For patients who wear dentures, xerostomia is a problematic side effect. Xerostomia affects the retention of the dentures in the mouth, as well as normal speech and swallowing. Secondary fungal infections are common (denture stomatitis) in patients affected by xerostomia. During xerostomia it’s challenging to keep dentures from loosening (due to the loss of the suck-down effect created between the denture, saliva and palate) and the dentures become difficult to wear as there is usually a thinning of the mucosa, resulting in sores. A saliva substitute lubricant or synthetic saliva agent will help with speech, swallowing and retaining the dentures to a certain extent. A denture fixative (Corega) can be applied to the fitting surface, which will help keep the denture in your mouth.

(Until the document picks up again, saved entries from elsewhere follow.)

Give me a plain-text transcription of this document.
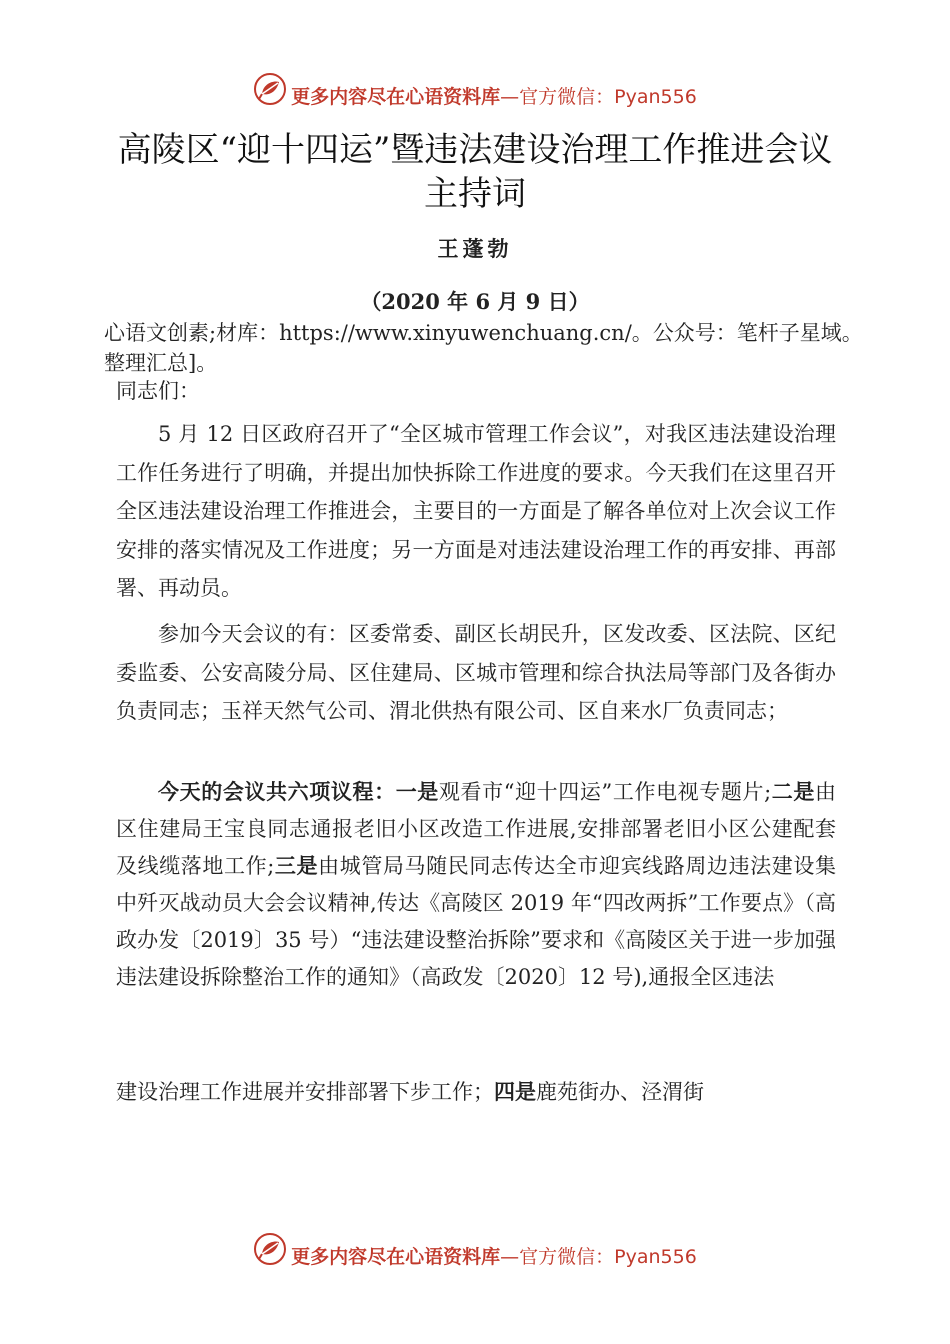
更多内容尽在心语资料库—官方微信：Pyan556
高陵区“迎十四运”暨违法建设治理工作推进会议主持词
王蓬勃
（2020 年 6 月 9 日）
心语文创素;材库：https://www.xinyuwenchuang.cn/。公众号：笔杆子星域。整理汇总]。
同志们：
5 月 12 日区政府召开了“全区城市管理工作会议”，对我区违法建设治理工作任务进行了明确，并提出加快拆除工作进度的要求。今天我们在这里召开全区违法建设治理工作推进会，主要目的一方面是了解各单位对上次会议工作安排的落实情况及工作进度；另一方面是对违法建设治理工作的再安排、再部署、再动员。
参加今天会议的有：区委常委、副区长胡民升，区发改委、区法院、区纪委监委、公安高陵分局、区住建局、区城市管理和综合执法局等部门及各街办负责同志；玉祥天然气公司、渭北供热有限公司、区自来水厂负责同志；
今天的会议共六项议程：一是观看市“迎十四运”工作电视专题片;二是由区住建局王宝良同志通报老旧小区改造工作进展,安排部署老旧小区公建配套及线缆落地工作;三是由城管局马随民同志传达全市迎宾线路周边违法建设集中歼灭战动员大会会议精神,传达《高陵区 2019 年“四改两拆”工作要点》（高政办发〔2019〕35 号）“违法建设整治拆除”要求和《高陵区关于进一步加强违法建设拆除整治工作的通知》（高政发〔2020〕12 号),通报全区违法
建设治理工作进展并安排部署下步工作；四是鹿苑街办、泾渭街
更多内容尽在心语资料库—官方微信：Pyan556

Dentures tend to loosen and fit poorly with age and prolonged wear. This is due to the resorption (destruction) of the bone in the mouth. When a tooth is removed, the bone is unsupported and it starts to resorb three dimensionally from the jaw. Once a denture doesn’t fit properly ,you have one of two ways to improve the situation. You can either invest in new dentures or opt for dental implants or bridges. These fixed restorations dramatically improve the patient’s life. Dental implants have revolutionised dentistry. Dentists can provide toothless people with a full set of fixed teeth within a couple of days! Partial dentures can be replaced with one or two dental implants in the affected area.

Poor oral health is another cause of bone loss, which leads to gum recession as the gum follows the bone. Unfortunately, your gums do recede with age and it is very important to keep this recession to a minimum. This can be achieved by maintaining excellent oral hygiene (brushing twice a day and flossing once) and having the correct tooth brushing technique (no scrubbing).